On a shooting excursion to a district about eight miles from Tangier, I found in a sheltered spot about forty beehives[38]. There was no village within a mile of the hives, and there was no hut even for a guard. Passing a cowherd attending some oxen, not far from the hives, I inquired to whom they belonged. He said they were the property of the village of Zinats. I asked whether there was no guard to watch the property, which could easily be carried off at night. Pointing towards Tangier, he exclaimed, ‘Benabu.’

There was a very beautiful young Mohammedan widow at Tangier, who led a dissolute life. Fatmeh, the Basha’s son, was a constant visitor at her house. Benabu had repeatedly warned his son to discontinue his visits. He summoned also the widow; and after censuring her misconduct, he told her that if she again admitted his son into her house he would mar her beauty, which was the cause of his son’s disgraceful conduct.

Some weeks afterwards, Benabu was informed that Fatmeh had again visited the house of the widow. He was arrested and imprisoned, and the widow was brought before the Basha.

‘You have not,’ said the Basha, ‘kept your promise to me, or taken heed of my warning. Your beauty has brought disgrace upon my son and myself.’

Turning to the guards who attended in the ‘Meshwa,’ or Hall of Judgment, he said, ‘Bring a barber.’

The barber was brought.

‘Cut off,’ said Benabu, ‘below the cartilage, the tip of this woman’s nose.’

The barber, trembling, begged that the operation might not be performed by him. ‘It shall be as you wish,’ replied the Basha; ‘but then your nose will be taken off for disobedience.’ The barber obeyed, and the tip of the nose of the pretty widow was cut off. ‘Go,’ said the Basha to her; ‘you will now be able to lead a better life. May Allah forgive you, as I do, your past sins!’

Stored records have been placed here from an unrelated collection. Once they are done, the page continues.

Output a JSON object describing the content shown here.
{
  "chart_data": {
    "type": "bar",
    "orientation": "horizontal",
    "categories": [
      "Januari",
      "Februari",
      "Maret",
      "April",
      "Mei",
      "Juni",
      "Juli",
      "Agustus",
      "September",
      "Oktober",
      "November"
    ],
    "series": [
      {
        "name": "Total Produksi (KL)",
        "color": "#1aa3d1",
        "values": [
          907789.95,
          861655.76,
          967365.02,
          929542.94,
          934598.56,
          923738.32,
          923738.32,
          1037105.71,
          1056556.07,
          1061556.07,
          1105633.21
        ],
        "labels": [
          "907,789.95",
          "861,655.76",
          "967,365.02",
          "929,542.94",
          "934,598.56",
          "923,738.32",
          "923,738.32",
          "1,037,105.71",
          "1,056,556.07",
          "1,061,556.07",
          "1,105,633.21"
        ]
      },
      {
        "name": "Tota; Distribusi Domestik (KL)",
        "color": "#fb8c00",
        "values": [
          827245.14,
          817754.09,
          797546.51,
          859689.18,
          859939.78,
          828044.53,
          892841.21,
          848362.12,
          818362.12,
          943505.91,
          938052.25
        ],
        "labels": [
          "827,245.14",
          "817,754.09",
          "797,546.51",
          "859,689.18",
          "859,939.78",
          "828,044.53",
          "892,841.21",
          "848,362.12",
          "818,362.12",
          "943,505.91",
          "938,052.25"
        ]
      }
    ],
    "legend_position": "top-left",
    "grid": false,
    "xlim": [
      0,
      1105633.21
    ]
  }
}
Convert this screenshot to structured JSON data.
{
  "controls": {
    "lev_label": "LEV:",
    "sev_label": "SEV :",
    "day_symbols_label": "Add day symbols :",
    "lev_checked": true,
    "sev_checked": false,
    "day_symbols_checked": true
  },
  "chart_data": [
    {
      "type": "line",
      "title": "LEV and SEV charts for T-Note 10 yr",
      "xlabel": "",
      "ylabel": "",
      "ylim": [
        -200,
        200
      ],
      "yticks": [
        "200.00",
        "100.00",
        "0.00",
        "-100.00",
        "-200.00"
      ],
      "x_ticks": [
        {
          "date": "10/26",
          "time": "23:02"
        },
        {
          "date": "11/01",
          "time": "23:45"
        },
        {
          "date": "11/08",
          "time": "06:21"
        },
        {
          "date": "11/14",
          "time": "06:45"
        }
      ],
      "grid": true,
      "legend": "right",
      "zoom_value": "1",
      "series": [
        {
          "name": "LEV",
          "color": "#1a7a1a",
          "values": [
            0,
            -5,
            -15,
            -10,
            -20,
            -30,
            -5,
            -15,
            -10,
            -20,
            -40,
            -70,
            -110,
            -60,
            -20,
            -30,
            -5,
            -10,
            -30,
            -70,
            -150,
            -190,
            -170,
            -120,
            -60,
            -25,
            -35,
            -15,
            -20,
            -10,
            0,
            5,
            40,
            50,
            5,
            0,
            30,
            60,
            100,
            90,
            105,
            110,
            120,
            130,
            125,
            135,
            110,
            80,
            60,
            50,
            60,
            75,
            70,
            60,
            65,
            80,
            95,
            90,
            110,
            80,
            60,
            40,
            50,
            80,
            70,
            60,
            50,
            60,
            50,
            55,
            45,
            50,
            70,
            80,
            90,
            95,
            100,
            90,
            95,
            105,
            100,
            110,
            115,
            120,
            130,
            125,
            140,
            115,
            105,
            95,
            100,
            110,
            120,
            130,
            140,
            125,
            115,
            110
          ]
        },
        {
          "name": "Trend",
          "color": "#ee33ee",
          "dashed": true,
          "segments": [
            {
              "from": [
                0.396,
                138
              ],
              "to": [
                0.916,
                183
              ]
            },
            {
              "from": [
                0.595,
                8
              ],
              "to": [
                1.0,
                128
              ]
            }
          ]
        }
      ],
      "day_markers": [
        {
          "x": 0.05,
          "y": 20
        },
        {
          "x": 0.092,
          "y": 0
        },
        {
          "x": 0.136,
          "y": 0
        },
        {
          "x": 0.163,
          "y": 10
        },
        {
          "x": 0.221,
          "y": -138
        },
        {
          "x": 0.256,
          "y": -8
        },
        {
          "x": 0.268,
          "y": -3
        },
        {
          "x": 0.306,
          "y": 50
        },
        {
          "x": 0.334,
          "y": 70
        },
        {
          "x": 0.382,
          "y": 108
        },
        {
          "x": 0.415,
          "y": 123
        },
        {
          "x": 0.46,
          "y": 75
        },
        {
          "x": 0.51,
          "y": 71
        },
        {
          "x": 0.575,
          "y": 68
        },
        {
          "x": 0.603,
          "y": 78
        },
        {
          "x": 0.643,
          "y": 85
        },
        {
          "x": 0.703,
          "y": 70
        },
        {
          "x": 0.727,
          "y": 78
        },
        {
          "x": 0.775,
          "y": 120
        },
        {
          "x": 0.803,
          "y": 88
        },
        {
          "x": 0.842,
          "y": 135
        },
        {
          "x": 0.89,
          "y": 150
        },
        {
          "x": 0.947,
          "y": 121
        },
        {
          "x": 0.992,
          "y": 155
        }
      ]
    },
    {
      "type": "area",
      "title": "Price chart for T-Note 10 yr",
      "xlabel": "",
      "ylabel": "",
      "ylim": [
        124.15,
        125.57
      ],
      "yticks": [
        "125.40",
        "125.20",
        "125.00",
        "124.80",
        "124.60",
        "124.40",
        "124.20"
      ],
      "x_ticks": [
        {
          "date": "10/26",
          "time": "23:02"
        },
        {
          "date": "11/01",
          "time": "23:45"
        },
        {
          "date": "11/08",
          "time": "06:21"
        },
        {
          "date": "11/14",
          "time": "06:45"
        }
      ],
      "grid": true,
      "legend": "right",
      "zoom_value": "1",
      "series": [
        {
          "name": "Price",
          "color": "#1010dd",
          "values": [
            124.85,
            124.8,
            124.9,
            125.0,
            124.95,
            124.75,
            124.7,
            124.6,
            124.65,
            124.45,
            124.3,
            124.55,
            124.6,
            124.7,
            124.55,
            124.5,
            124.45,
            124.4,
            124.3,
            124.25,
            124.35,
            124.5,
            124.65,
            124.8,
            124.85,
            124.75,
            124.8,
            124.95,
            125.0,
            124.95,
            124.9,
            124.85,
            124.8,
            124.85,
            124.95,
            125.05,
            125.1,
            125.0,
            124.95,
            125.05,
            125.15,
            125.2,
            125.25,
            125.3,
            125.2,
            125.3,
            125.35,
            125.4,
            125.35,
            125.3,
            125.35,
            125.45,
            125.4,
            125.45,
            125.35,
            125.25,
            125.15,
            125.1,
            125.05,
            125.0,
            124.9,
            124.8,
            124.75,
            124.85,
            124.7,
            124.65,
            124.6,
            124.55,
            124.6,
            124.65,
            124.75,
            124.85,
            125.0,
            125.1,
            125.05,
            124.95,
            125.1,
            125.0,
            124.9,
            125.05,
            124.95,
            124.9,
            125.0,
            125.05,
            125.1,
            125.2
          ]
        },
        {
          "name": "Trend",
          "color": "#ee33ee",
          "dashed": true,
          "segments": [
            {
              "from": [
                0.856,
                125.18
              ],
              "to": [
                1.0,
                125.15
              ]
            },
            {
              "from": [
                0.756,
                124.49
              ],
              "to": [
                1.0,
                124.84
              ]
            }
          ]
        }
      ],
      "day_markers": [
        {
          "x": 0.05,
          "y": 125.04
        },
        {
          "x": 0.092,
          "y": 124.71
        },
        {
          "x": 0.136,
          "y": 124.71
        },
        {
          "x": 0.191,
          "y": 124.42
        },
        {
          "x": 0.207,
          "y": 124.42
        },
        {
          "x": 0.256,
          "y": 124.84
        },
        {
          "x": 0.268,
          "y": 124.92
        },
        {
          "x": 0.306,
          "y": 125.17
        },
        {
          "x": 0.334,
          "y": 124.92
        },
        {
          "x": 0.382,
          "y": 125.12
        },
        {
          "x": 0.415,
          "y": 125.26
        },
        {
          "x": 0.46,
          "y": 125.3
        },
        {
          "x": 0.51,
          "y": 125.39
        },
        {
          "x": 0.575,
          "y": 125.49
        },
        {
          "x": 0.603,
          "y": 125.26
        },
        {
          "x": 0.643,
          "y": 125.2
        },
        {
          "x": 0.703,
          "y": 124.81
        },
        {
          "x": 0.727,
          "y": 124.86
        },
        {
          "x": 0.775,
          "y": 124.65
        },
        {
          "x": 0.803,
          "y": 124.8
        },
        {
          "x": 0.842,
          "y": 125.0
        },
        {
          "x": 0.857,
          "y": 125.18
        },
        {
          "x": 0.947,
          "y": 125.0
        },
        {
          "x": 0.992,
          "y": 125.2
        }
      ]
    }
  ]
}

When Benabu, as a young man, was Kaid in command of a body of cavalry, he received orders from the Sultan to escort with his troopers a foreign Envoy to the Court at Marákesh. During the journey to the capital, the camp had been pitched in the neighbourhood of a large village, where a ‘Marábet’ or holy man dwelt, who was looked up to with great veneration by the villagers.